Hence the VR and other attempts. He sees what he has today as a dead end. The fear grips him.
In theory Google and Apple could ban Meta’s apps and it would be game over.
lol that’s charitable
The real problem for Zuck is he thinks he’s some grand master who can play 5-d chess, except he can’t
I think we're going to look back on this as one of the things that really exacerbates this bubble. It's one thing for these companies to have high expectations of their future compute needs and therefore overbuild. But what the SpaceX/Anthropic deal showed was even if you fall short, you can profit by selling off your overcapacity. This means there is essentially no incentive to limit how much capacity you're building, anything you don't use you'll still profit from.
The problem is that only works if aggregate demand is higher than supply. At some point, all these new data centres are going to come on line, and the frothy "throw AI at everything with no regard to costs" is going to drawn down across the industry. And this supply will be much larger - because everyone thought the down side was limited.
At that point you're going to have all of these companies trying to dump their excess capacity on the market and it suddenly won't be true that you can just sell capacity to your competitors.
Obviously this won't bankrupt Meta - it'll just eat into their profits from their ads business. But it likely will drive a bunch of neo-clouds out of business very quickly, and the technology providers like Nvidia etc will suddenly come back to reasonable P/Es.
> But what the SpaceX/Anthropic deal showed was even if you fall short, you can profit by selling off your overcapacity.
Do you have proof that the deal is profitable (and for how long?) for SpaceX ?

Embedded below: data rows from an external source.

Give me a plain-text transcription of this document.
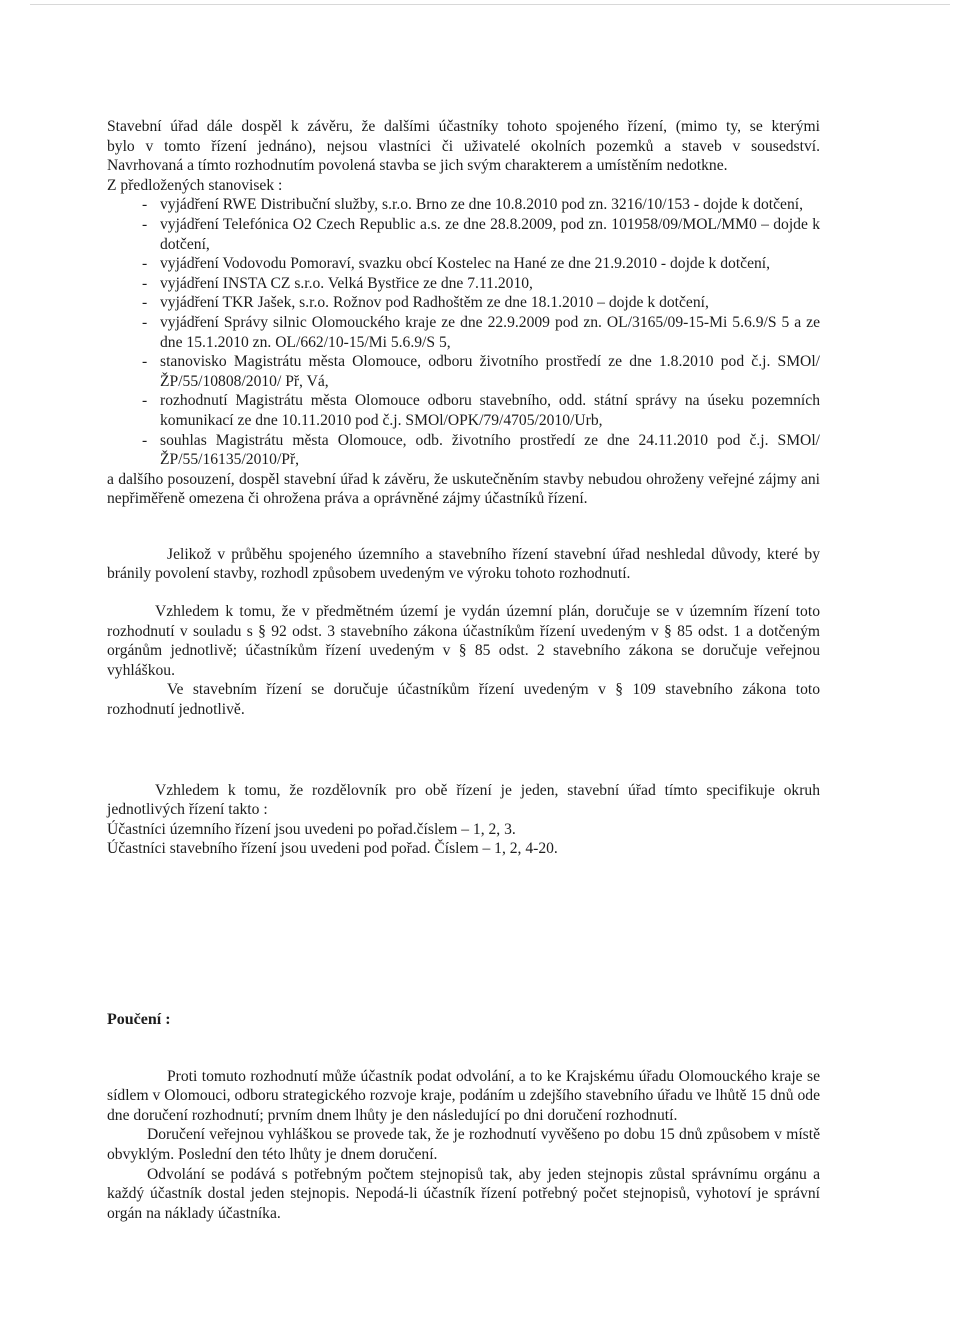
Stavební úřad dále dospěl k závěru, že dalšími účastníky tohoto spojeného řízení, (mimo ty, se kterými

bylo v tomto řízení jednáno), nejsou vlastníci či uživatelé okolních pozemků a staveb v sousedství.

Navrhovaná a tímto rozhodnutím povolená stavba se jich svým charakterem a umístěním nedotkne.

Z předložených stanovisek :

- vyjádření RWE Distribuční služby, s.r.o. Brno ze dne 10.8.2010 pod zn. 3216/10/153 - dojde k dotčení,
- vyjádření Telefónica O2 Czech Republic a.s. ze dne 28.8.2009, pod zn. 101958/09/MOL/MM0 – dojde k dotčení,
- vyjádření Vodovodu Pomoraví, svazku obcí Kostelec na Hané ze dne 21.9.2010 - dojde k dotčení,
- vyjádření INSTA CZ s.r.o. Velká Bystřice ze dne 7.11.2010,
- vyjádření TKR Jašek, s.r.o. Rožnov pod Radhoštěm ze dne 18.1.2010 – dojde k dotčení,
- vyjádření Správy silnic Olomouckého kraje ze dne 22.9.2009 pod zn. OL/3165/09-15-Mi 5.6.9/S 5 a ze dne 15.1.2010 zn. OL/662/10-15/Mi 5.6.9/S 5,
- stanovisko Magistrátu města Olomouce, odboru životního prostředí ze dne 1.8.2010 pod č.j. SMOl/ŽP/55/10808/2010/ Př, Vá,
- rozhodnutí Magistrátu města Olomouce odboru stavebního, odd. státní správy na úseku pozemních komunikací ze dne 10.11.2010 pod č.j. SMOl/OPK/79/4705/2010/Urb,
- souhlas Magistrátu města Olomouce, odb. životního prostředí ze dne 24.11.2010 pod č.j. SMOl/ŽP/55/16135/2010/Př,

a dalšího posouzení, dospěl stavební úřad k závěru, že uskutečněním stavby nebudou ohroženy veřejné zájmy ani nepřiměřeně omezena či ohrožena práva a oprávněné zájmy účastníků řízení.

Jelikož v průběhu spojeného územního a stavebního řízení stavební úřad neshledal důvody, které by bránily povolení stavby, rozhodl způsobem uvedeným ve výroku tohoto rozhodnutí.

Vzhledem k tomu, že v předmětném území je vydán územní plán, doručuje se v územním řízení toto rozhodnutí v souladu s § 92 odst. 3 stavebního zákona účastníkům řízení uvedeným v § 85 odst. 1 a dotčeným orgánům jednotlivě; účastníkům řízení uvedeným v § 85 odst. 2 stavebního zákona se doručuje veřejnou vyhláškou.

Ve stavebním řízení se doručuje účastníkům řízení uvedeným v § 109 stavebního zákona toto rozhodnutí jednotlivě.

Vzhledem k tomu, že rozdělovník pro obě řízení je jeden, stavební úřad tímto specifikuje okruh jednotlivých řízení takto :

Účastníci územního řízení jsou uvedeni po pořad.číslem – 1, 2, 3.

Účastníci stavebního řízení jsou uvedeni pod pořad. Číslem – 1, 2, 4-20.

Poučení :

Proti tomuto rozhodnutí může účastník podat odvolání, a to ke Krajskému úřadu Olomouckého kraje se sídlem v Olomouci, odboru strategického rozvoje kraje, podáním u zdejšího stavebního úřadu ve lhůtě 15 dnů ode dne doručení rozhodnutí; prvním dnem lhůty je den následující po dni doručení rozhodnutí.

Doručení veřejnou vyhláškou se provede tak, že je rozhodnutí vyvěšeno po dobu 15 dnů způsobem v místě obvyklým. Poslední den této lhůty je dnem doručení.

Odvolání se podává s potřebným počtem stejnopisů tak, aby jeden stejnopis zůstal správnímu orgánu a každý účastník dostal jeden stejnopis. Nepodá-li účastník řízení potřebný počet stejnopisů, vyhotoví je správní orgán na náklady účastníka.
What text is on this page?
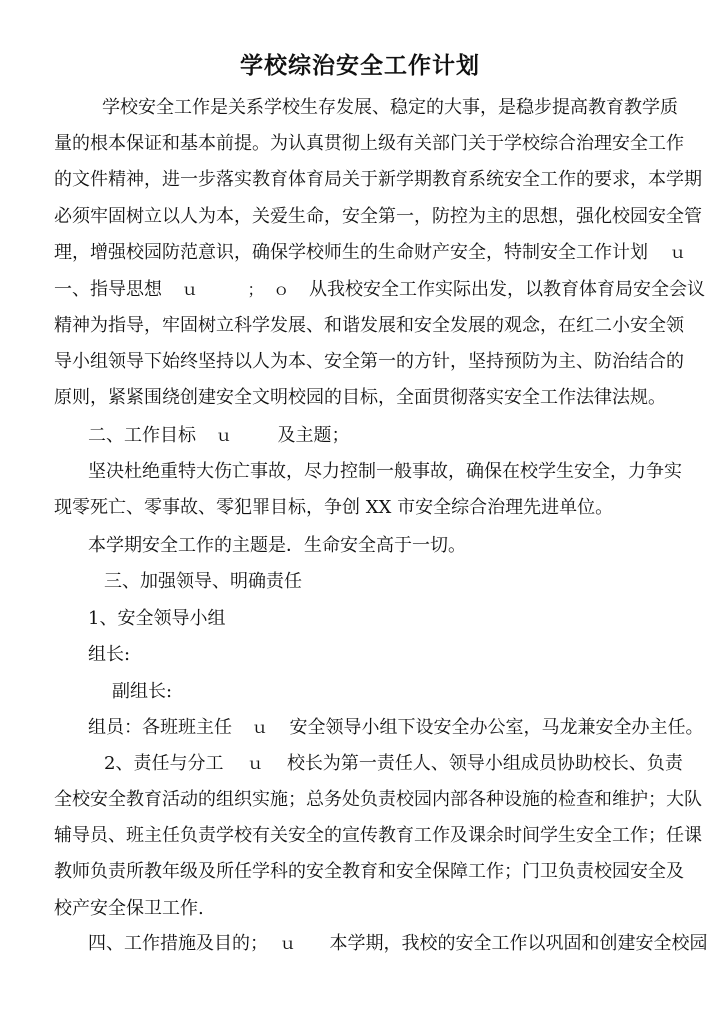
学校综治安全工作计划
学校安全工作是关系学校生存发展、稳定的大事，是稳步提高教育教学质
量的根本保证和基本前提。为认真贯彻上级有关部门关于学校综合治理安全工作
的文件精神，进一步落实教育体育局关于新学期教育系统安全工作的要求，本学期
必须牢固树立以人为本，关爱生命，安全第一，防控为主的思想，强化校园安全管
理，增强校园防范意识，确保学校师生的生命财产安全，特制安全工作计划 ｕ
一、指导思想 ｕ	； ｏ 从我校安全工作实际出发，以教育体育局安全会议
精神为指导，牢固树立科学发展、和谐发展和安全发展的观念，在红二小安全领
导小组领导下始终坚持以人为本、安全第一的方针，坚持预防为主、防治结合的
原则，紧紧围绕创建安全文明校园的目标，全面贯彻落实安全工作法律法规。
二、工作目标 ｕ	及主题；
坚决杜绝重特大伤亡事故，尽力控制一般事故，确保在校学生安全，力争实
现零死亡、零事故、零犯罪目标，争创 XX 市安全综合治理先进单位。
本学期安全工作的主题是．生命安全高于一切。
三、加强领导、明确责任
1、安全领导小组
组长:
副组长:
组员：各班班主任 ｕ 安全领导小组下设安全办公室，马龙兼安全办主任。
2、责任与分工 ｕ 校长为第一责任人、领导小组成员协助校长、负责
全校安全教育活动的组织实施；总务处负责校园内部各种设施的检查和维护；大队
辅导员、班主任负责学校有关安全的宣传教育工作及课余时间学生安全工作；任课
教师负责所教年级及所任学科的安全教育和安全保障工作；门卫负责校园安全及
校产安全保卫工作.
四、工作措施及目的； ｕ 本学期，我校的安全工作以巩固和创建安全校园
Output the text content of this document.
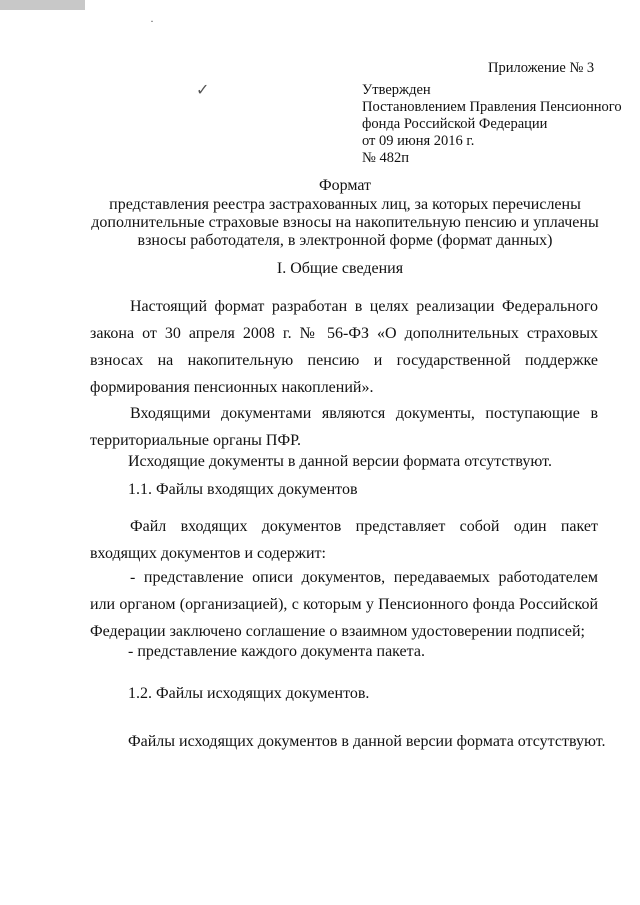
·
✓
Приложение № 3
Утвержден
Постановлением Правления Пенсионного
фонда Российской Федерации
от 09 июня 2016 г.
№ 482п
Формат
представления реестра застрахованных лиц, за которых перечислены
дополнительные страховые взносы на накопительную пенсию и уплачены
взносы работодателя, в электронной форме (формат данных)
I. Общие сведения
Настоящий формат разработан в целях реализации Федерального закона от 30 апреля 2008 г. № 56-ФЗ «О дополнительных страховых взносах на накопительную пенсию и государственной поддержке формирования пенсионных накоплений».
Входящими документами являются документы, поступающие в территориальные органы ПФР.
Исходящие документы в данной версии формата отсутствуют.
1.1. Файлы входящих документов
Файл входящих документов представляет собой один пакет входящих документов и содержит:
- представление описи документов, передаваемых работодателем или органом (организацией), с которым у Пенсионного фонда Российской Федерации заключено соглашение о взаимном удостоверении подписей;
- представление каждого документа пакета.
1.2. Файлы исходящих документов.
Файлы исходящих документов в данной версии формата отсутствуют.
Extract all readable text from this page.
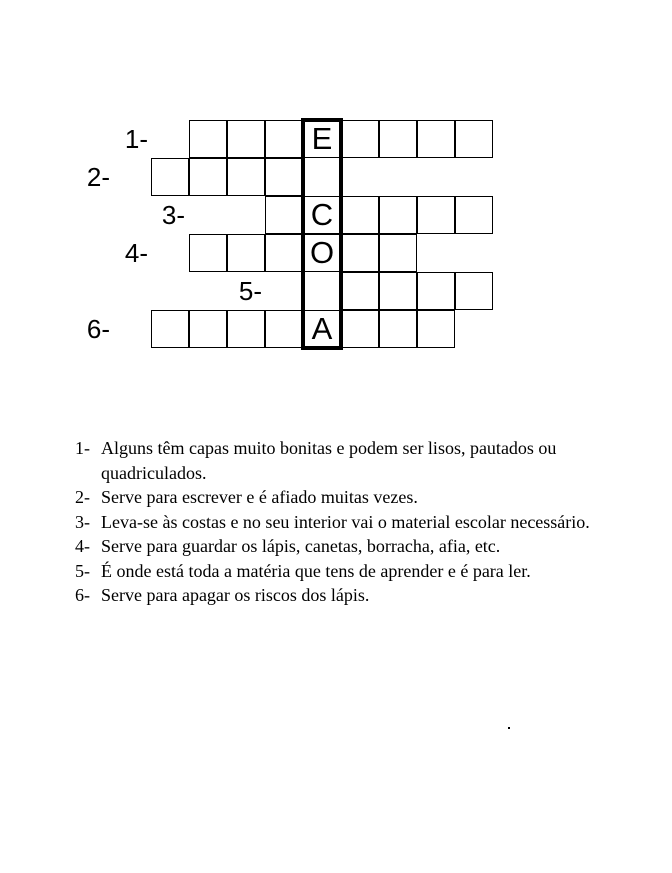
1-	E
2-
3-	C
4-	O
5-
6-	A
1- Alguns têm capas muito bonitas e podem ser lisos, pautados ou quadriculados.
2- Serve para escrever e é afiado muitas vezes.
3- Leva-se às costas e no seu interior vai o material escolar necessário.
4- Serve para guardar os lápis, canetas, borracha, afia, etc.
5- É onde está toda a matéria que tens de aprender e é para ler.
6- Serve para apagar os riscos dos lápis.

Meta is just another company that, like xAI/Grok, is at last starting to face reality: there are going to be two or three winners in this space, and they are not one of them.
"Bubble? What Bubble? I don't see no steenkin' Bubble."
Excess AI capacity? Huh? Wait a minute does that mean they've built more data centers than there's demand for? Oh! How did that happen? Well, I'm a complete idiot, a layman, not even a developer, what do I know about economics and technology...
It’s a hard thing to measure right? Google under bet on demand for their AI infra and left lots of money on the table with Anthropic/ has to buy computer from SpaceX for awhile, Meta over built.
> Meta over built.
In retrospect, this seems pretty easy for Meta to have done as heretofore they were a single captive customer AI shop.